Currently, the largest limitation of the plugin is it’s reliance on storing all data in the memory of the graphics card - the VRAM. To demonstrate why it is such a limiting factor, let’s run through the process.

Since vast majority of people prefer to visualise their clouds as Sprites, this will be the scenario I’ll concentrate on.

To render a single sprite we need 4 vertices, each requires a 3D location (3 floats - 12 bytes) and a color (8-bit format - 4 bytes). This, together gives us memory requirement of 4 x (12 + 4) = 64 bytes per point. In other words, to render 100,000,000 points it will take approximately 6 GB of VRAM to store the cloud on top of everything else required for the scene.

And while I agree with the fact that most people looking into Point Cloud visualisations in a serious manner will probably own top-level hardware (the likes of Titans or Quadros), it will only help so much.
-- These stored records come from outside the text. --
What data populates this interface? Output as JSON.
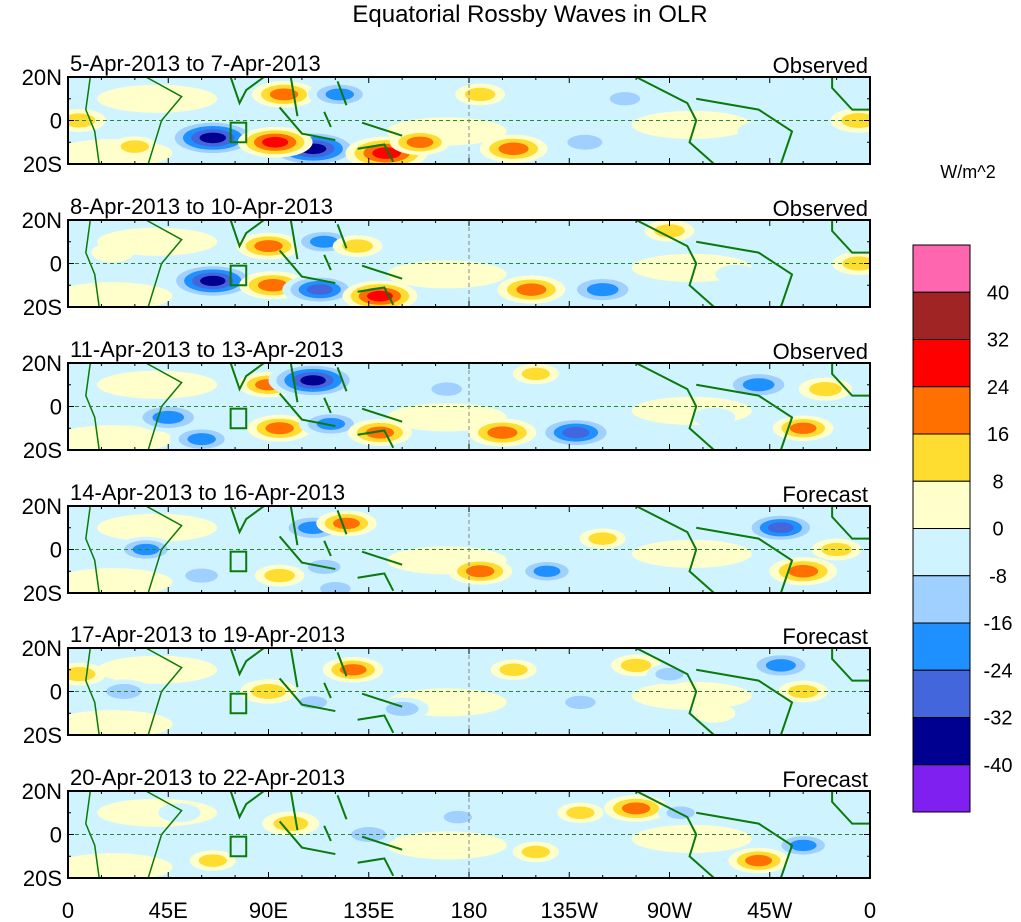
{
  "chart_data": {
    "type": "heatmap",
    "title": "Equatorial Rossby Waves in OLR",
    "units": "W/m^2",
    "x_ticks": [
      "0",
      "45E",
      "90E",
      "135E",
      "180",
      "135W",
      "90W",
      "45W",
      "0"
    ],
    "x_tick_lons": [
      0,
      45,
      90,
      135,
      180,
      225,
      270,
      315,
      360
    ],
    "y_ticks": [
      "20N",
      "0",
      "20S"
    ],
    "lat_range": [
      -20,
      20
    ],
    "lon_range": [
      0,
      360
    ],
    "colorbar": {
      "labels": [
        "40",
        "32",
        "24",
        "16",
        "8",
        "0",
        "-8",
        "-16",
        "-24",
        "-32",
        "-40"
      ],
      "colors": [
        "#ff66b0",
        "#a02424",
        "#ff0000",
        "#ff7000",
        "#ffdd30",
        "#ffffcc",
        "#d0f4ff",
        "#a0d0ff",
        "#1e90ff",
        "#4466dd",
        "#000090",
        "#8020f0"
      ]
    },
    "panels": [
      {
        "date": "5-Apr-2013 to 7-Apr-2013",
        "kind": "Observed",
        "anomalies": [
          [
            65,
            -8,
            -36
          ],
          [
            110,
            -13,
            -36
          ],
          [
            93,
            -10,
            26
          ],
          [
            143,
            -15,
            30
          ],
          [
            97,
            12,
            20
          ],
          [
            122,
            12,
            -20
          ],
          [
            158,
            -10,
            18
          ],
          [
            200,
            -13,
            22
          ],
          [
            232,
            -10,
            -16
          ],
          [
            250,
            10,
            -12
          ],
          [
            185,
            12,
            12
          ],
          [
            5,
            0,
            14
          ],
          [
            30,
            -12,
            10
          ],
          [
            310,
            -5,
            -8
          ],
          [
            355,
            0,
            16
          ],
          [
            300,
            10,
            -6
          ]
        ]
      },
      {
        "date": "8-Apr-2013 to 10-Apr-2013",
        "kind": "Observed",
        "anomalies": [
          [
            65,
            -8,
            -34
          ],
          [
            92,
            -10,
            22
          ],
          [
            90,
            8,
            20
          ],
          [
            115,
            10,
            -20
          ],
          [
            113,
            -12,
            -26
          ],
          [
            140,
            -15,
            26
          ],
          [
            130,
            8,
            12
          ],
          [
            208,
            -12,
            22
          ],
          [
            240,
            -12,
            -24
          ],
          [
            195,
            10,
            -8
          ],
          [
            270,
            15,
            12
          ],
          [
            300,
            -5,
            -8
          ],
          [
            355,
            0,
            14
          ],
          [
            20,
            5,
            8
          ]
        ]
      },
      {
        "date": "11-Apr-2013 to 13-Apr-2013",
        "kind": "Observed",
        "anomalies": [
          [
            45,
            -5,
            -24
          ],
          [
            60,
            -15,
            -20
          ],
          [
            95,
            -10,
            20
          ],
          [
            90,
            10,
            18
          ],
          [
            110,
            12,
            -34
          ],
          [
            118,
            -8,
            -20
          ],
          [
            140,
            -12,
            20
          ],
          [
            170,
            8,
            -12
          ],
          [
            195,
            -12,
            22
          ],
          [
            228,
            -12,
            -28
          ],
          [
            210,
            15,
            10
          ],
          [
            290,
            -5,
            -8
          ],
          [
            310,
            10,
            -24
          ],
          [
            340,
            8,
            14
          ],
          [
            330,
            -10,
            18
          ]
        ]
      },
      {
        "date": "14-Apr-2013 to 16-Apr-2013",
        "kind": "Forecast",
        "anomalies": [
          [
            35,
            0,
            -18
          ],
          [
            60,
            -12,
            -14
          ],
          [
            110,
            10,
            -22
          ],
          [
            125,
            12,
            18
          ],
          [
            115,
            -8,
            -14
          ],
          [
            95,
            -12,
            12
          ],
          [
            185,
            -10,
            20
          ],
          [
            215,
            -10,
            -18
          ],
          [
            240,
            5,
            10
          ],
          [
            320,
            10,
            -26
          ],
          [
            330,
            -10,
            22
          ],
          [
            345,
            0,
            12
          ],
          [
            120,
            -18,
            -12
          ]
        ]
      },
      {
        "date": "17-Apr-2013 to 19-Apr-2013",
        "kind": "Forecast",
        "anomalies": [
          [
            5,
            8,
            14
          ],
          [
            25,
            0,
            -16
          ],
          [
            90,
            0,
            16
          ],
          [
            110,
            -5,
            -10
          ],
          [
            128,
            10,
            18
          ],
          [
            150,
            -8,
            -14
          ],
          [
            200,
            10,
            10
          ],
          [
            230,
            -5,
            -12
          ],
          [
            255,
            12,
            12
          ],
          [
            320,
            12,
            -22
          ],
          [
            330,
            0,
            12
          ],
          [
            290,
            -10,
            8
          ],
          [
            270,
            8,
            -10
          ]
        ]
      },
      {
        "date": "20-Apr-2013 to 22-Apr-2013",
        "kind": "Forecast",
        "anomalies": [
          [
            100,
            5,
            16
          ],
          [
            135,
            0,
            -16
          ],
          [
            175,
            8,
            -10
          ],
          [
            210,
            -8,
            10
          ],
          [
            255,
            12,
            20
          ],
          [
            275,
            10,
            -10
          ],
          [
            330,
            -5,
            -18
          ],
          [
            310,
            -12,
            18
          ],
          [
            350,
            -8,
            -8
          ],
          [
            65,
            -12,
            10
          ],
          [
            50,
            10,
            -8
          ],
          [
            230,
            10,
            10
          ]
        ]
      }
    ]
  }
}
What happens when you need a cloud of 1,000,000,000 points or more? I’ve already had companies asking to visualise close to 2 billion points using a single cloud file - to put that into perspective, you would need a 120 GB of VRAM for that - staggering!

The above didn’t even touch on another, rather important matter - the Loading Times. Prefetching that amount of data may cause long delays and stuttering - both of which will degrade the end-user’s experience. With the streaming approach, only the relevant portion of the cloud is being transmitted, and there is no need for pre-loading large data sets.
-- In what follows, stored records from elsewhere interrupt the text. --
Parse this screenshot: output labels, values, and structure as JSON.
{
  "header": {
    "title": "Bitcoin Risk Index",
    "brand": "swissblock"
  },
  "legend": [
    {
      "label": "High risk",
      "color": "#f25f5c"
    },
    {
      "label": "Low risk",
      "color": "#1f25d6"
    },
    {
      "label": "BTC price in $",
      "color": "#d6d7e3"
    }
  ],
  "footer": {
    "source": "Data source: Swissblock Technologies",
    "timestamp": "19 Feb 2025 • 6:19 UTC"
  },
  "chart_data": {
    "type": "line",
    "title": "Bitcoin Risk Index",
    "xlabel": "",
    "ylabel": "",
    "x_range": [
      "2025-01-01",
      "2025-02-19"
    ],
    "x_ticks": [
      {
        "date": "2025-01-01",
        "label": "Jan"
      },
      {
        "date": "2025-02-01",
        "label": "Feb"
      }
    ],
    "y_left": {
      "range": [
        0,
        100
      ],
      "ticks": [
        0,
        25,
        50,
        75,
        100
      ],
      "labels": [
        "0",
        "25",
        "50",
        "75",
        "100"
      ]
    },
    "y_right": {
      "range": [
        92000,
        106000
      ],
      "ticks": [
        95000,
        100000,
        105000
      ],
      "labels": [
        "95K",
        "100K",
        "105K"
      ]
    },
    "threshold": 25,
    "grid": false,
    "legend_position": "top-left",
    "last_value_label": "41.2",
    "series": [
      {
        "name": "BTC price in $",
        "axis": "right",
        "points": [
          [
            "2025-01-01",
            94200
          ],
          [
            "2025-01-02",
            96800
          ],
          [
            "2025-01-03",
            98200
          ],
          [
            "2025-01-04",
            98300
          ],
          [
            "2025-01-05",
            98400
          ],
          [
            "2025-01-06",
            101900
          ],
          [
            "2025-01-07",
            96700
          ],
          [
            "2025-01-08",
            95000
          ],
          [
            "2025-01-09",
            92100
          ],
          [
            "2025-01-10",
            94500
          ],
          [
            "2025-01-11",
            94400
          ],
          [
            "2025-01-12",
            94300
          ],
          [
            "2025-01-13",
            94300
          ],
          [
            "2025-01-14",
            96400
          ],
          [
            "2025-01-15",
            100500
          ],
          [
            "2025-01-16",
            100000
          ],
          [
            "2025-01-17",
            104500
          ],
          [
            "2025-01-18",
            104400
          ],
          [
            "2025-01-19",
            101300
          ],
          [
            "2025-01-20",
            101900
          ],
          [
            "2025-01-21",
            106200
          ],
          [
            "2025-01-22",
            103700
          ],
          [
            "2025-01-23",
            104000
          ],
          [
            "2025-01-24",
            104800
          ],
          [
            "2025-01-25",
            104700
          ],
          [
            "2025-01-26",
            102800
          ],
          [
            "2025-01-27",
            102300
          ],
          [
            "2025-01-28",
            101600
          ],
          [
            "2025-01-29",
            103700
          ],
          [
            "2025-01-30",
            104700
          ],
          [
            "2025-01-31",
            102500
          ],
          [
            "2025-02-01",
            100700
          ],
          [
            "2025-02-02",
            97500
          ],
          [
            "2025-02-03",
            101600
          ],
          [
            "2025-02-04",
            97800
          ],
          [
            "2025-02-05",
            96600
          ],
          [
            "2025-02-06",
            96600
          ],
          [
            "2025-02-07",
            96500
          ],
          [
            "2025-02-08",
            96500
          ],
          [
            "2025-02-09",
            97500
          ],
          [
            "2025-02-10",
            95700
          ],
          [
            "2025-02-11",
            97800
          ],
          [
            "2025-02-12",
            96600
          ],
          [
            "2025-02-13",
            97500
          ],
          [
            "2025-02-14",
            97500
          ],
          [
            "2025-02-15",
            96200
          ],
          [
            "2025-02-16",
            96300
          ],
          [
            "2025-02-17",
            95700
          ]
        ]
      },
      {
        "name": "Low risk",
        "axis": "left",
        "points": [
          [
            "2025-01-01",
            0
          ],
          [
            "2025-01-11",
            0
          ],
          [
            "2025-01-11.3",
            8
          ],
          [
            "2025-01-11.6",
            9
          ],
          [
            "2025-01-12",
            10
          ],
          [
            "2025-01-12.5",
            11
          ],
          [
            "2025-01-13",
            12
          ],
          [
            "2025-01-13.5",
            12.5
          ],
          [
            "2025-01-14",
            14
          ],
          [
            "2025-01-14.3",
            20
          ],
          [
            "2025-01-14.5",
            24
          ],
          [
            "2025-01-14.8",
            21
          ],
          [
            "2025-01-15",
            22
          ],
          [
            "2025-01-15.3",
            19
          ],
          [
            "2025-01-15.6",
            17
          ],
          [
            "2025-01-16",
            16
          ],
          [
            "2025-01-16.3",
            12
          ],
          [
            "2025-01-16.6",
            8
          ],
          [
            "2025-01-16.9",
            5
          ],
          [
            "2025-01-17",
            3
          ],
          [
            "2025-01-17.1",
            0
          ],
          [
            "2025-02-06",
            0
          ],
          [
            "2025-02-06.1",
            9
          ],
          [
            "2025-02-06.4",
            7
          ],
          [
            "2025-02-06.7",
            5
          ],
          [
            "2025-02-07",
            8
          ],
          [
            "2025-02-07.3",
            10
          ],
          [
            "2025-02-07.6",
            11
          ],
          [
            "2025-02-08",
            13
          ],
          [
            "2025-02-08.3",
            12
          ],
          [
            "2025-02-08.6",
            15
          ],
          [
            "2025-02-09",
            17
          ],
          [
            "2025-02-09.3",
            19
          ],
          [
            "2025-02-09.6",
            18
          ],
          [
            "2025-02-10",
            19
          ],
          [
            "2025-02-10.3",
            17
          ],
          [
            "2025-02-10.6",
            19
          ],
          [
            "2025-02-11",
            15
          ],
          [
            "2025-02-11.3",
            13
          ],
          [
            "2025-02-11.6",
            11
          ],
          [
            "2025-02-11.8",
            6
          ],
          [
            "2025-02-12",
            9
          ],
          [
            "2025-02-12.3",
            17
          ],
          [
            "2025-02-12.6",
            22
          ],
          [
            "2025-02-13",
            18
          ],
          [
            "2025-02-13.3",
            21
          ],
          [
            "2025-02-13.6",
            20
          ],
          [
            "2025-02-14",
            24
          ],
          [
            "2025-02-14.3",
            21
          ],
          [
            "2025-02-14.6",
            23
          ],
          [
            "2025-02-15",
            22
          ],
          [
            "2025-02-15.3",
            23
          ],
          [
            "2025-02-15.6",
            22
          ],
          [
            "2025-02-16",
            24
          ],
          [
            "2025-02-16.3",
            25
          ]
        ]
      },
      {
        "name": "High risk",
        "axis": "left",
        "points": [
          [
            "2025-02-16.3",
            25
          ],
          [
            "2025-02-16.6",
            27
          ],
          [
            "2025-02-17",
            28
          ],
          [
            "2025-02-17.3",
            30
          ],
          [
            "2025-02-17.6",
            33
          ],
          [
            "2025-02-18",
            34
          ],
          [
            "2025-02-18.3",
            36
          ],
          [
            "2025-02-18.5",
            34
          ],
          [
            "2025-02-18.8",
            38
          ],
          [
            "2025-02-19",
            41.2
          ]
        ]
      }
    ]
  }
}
Finally, many of you ask about the ability to efficiently update the data at runtime - be it for live data feeds from things like Kinect and LiDAR or to execute some form of CPU-driven animation. Using streaming makes this process significantly easier, more maintainable and expandable.

Instancing

As some of you might have noticed in the example shown above, the sprite uses 4 vertices to display 1 data point of the cloud - this means we are effectively duplicating the same data multiple times.

Here’s where the Hardware Instancing comes in. In essence, it allows us to generate only a single sprite, then instruct the graphics card to render it any number of times, at given locations. As a result, we no longer have to waste precious memory bandwidth on unnecessary data.

This, in turn, will allow for much smoother operation and more point updates between individual frames.

So, what’s the problem?

TL;DR

The benchmarks show a drop in performance up to 50% compared to current approach. Few potential ideas, but nothing really concrete yet.

Full Version

Initially, I thought (well, hoped, really) that my implementation is simply incorrect and requires some minor corrections. However, after many hours of mundane comparisons with the Epic’s existing code and some consultations, I started entertaining the idea that the true problem lies somewhere else.

I’ve quickly ruled out memory bandwidth as the bottleneck, since the problem persisted even when there were no data updates.

Polycount was next on the suspect list so I’ve run the same test using different polygonal representations - from a simple triangle to an octagon (6 triangles). Unfortunately, the extremums variance was ~10% meaning I had to look elsewhere.

First sings of success started showing after I began experimenting with batching the number of instances (rendering more than 1 sprite per instance). It seemed like the system didn’t quite enjoy rendering hundreds of thousands of copies of the same object, which made sense, as there aren’t really many scenarios where you would need that anyway. Strangely though, the results weren’t very consistent.

Finally, during one of the tests, I accidentally forgot to re-enabled the color stream, which resulted is significant performance increase. Following this discovery, I’ve shortly found what seems to be the culprit - iterating over the instance data buffer (not even using the data itself) appears to be responsible for nearly the whole performance loss.